Não é de hoje que considero a ópera como a mais nobre das manifestações artísticas teatrais. Faço essa colocação sem nenhum menosprezo a qualquer outra, aliás, muito pelo contrário. A ópera é particularmente especial justamente porque é ali que todos os demais gêneros se encontram. E se encontram de uma forma absolutamente harmoniosa, fluida, entrelaçada, evidenciando a relevância de cada um. Em uma produção operística, teatro, música, dança e canto se unem e se multiplicam. Todos são protagonistas. O canto lírico, por exemplo, é sempre mais emocionante em uma ópera pois cada nota cantada está indissociavelmente ligada à carga dramática de seu contexto. Já a orquestra deve ser sempre mais precisa pois a potência de um não pode sobrepujar a delicadeza do outro. A direção cênica de uma ópera é muito mais desafiadora, uma vez que a autenticidade da cena não pode ser perdida em momento algum, mesmo quando as mesmas palavras são repetidas inúmeras vezes, quando a duração do solo musical entre duas falas ocupa um tempo bem maior que o razoável para qualquer diálogo, ou quando coro e solistas cantam simultaneamente inúmeras frases distintas que devem ser inteiramente compreendidas. Iluminação, cenografia e figurinos são igualmente primordiais para que o espetáculo possa levar o espectador aos diversos ambientes propostos, concedendo agilidade e verossimilhança ao conjunto e, consequentemente, à história. E o maestro deve ter consciência de que seu papel, em uma ópera, é muito mais relevante do que apenas reger sua orquestra. Ele é o grande responsável pela justa distribuição de protagonismos. É ele quem deve ser generoso o bastante para permitir que todos brilhem, para que cada um se torne inesquecível. A ópera é, portanto, na minha visão, o mais belo, completo, justo e democrático de todos os gêneros teatrais.
Que bom que, em Belo Horizonte, há hoje tantas pessoas competentes ainda mais apaixonadas por ópera do que eu. O trabalho desenvolvido pela Fundação Clóvis Salgado nos últimos anos é algo realmente impressionante. Uma casa que, mesmo dispondo de recursos financeiros mais escassos a cada ano, tem conseguido produzir títulos com uma qualidade que, sem nenhum exagero, não fica devendo a muitas produções feitas por grandes e famosos teatros de ópera pelo mundo afora. Lucia di Lammermoor em 2015, Romeu e Julieta e O Guarani em 2016, Norma (eleita a melhor produção do ano no Brasil pela crítica especializada) e Porgy and Bess em 2017, La Traviata (também eleita a melhor produção do ano no país) e O Holandês Errante (primeira ópera de Wagner encenada em Minas Gerais) em 2018. Mais do que o número de títulos (que, diga-se de passagem, tinha tudo para ser bem maior caso houvesse maiores recursos disponíveis), o que chama a atenção é a qualidade dos diretores, solistas, cenógrafos, figurinistas e iluminadores que desfilaram seus talentos pelo palco do Grande Teatro nos últimos anos.
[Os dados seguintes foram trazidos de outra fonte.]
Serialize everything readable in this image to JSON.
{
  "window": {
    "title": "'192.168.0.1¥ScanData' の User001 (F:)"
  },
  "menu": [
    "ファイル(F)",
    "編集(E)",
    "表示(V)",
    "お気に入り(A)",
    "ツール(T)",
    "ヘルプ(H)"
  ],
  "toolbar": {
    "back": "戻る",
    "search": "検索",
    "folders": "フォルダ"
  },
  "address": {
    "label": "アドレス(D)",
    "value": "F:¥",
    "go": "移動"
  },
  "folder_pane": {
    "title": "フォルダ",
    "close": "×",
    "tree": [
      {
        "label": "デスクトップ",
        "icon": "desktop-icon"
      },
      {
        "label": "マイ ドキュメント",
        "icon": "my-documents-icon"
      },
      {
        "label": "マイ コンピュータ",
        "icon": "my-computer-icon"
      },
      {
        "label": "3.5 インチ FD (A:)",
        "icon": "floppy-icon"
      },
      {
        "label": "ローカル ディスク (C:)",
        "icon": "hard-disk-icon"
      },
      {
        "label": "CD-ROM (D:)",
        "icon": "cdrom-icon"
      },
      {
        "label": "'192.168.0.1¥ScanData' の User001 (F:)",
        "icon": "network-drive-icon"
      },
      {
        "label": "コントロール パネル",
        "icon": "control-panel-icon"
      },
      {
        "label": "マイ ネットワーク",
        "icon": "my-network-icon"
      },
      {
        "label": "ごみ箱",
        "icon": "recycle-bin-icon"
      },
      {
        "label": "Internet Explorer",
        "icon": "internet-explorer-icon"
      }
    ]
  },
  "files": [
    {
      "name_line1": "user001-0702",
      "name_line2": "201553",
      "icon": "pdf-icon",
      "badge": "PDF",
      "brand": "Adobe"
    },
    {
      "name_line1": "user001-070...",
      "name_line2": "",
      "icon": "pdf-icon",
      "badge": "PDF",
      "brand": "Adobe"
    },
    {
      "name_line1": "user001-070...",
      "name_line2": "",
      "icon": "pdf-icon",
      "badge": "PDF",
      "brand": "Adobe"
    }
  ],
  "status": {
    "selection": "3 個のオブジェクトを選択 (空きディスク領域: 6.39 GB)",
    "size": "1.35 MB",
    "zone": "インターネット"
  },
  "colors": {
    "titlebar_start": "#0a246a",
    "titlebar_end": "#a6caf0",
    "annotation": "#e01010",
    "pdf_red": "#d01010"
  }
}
Chama ainda mais a atenção a competência e o nível de excelência atingido pelo Coral Lírico e pela Orquestra Sinfônica de Minas Gerais, em um trabalho primoroso comandado pelo maestro Silvio Viegas e pela diretora artística Claudia Malta, incansáveis em sua luta pela difusão da cultura em Minas Gerais.
Chegamos em 2019 e a FCS apresenta sua nova produção: O Elixir do Amor, de Gaetano Donizetti. A montagem atual não poderia ser mais surpreendente. O genial (não existe outra palavra para definir esse diretor) Pablo Maritano transporta uma história que originalmente se passa em uma aldeia italiana do século XVIII para dentro de uma escola de ensino médio. E o resultado é absolutamente brilhante. A história flui com naturalidade e a performance cênica e vocal dos solistas é impecável. Carla Cottini e Santiago Martínez estão perfeitos, Homero Velho está impagável como o valentão Belcore, e Homero Pérez-Miranda e Fabíola Protzner completam um elenco afinadíssimo de grandes vozes. O Coral Lírico está sensacional e particularmente inserido entre os alunos da escola. Iluminação, cenários e figurinos totalmente integrados com a proposta completam mais uma produção mágica, deliciosa e imperdível. Claro, a Orquestra Sinfônica de Minas Gerais consegue entregar mais uma performance formidável, conduzida pelas competentes e experientes mãos do maestro Silvio Viegas, sem dúvida um dos melhores regentes de ópera hoje no Brasil. Mais uma vez uma produção mineira feita com talento, criatividade e competência, reforça meu amor por uma arte que está mais viva a cada ano. Que bom, afinal, ópera é bom demais da conta, sô!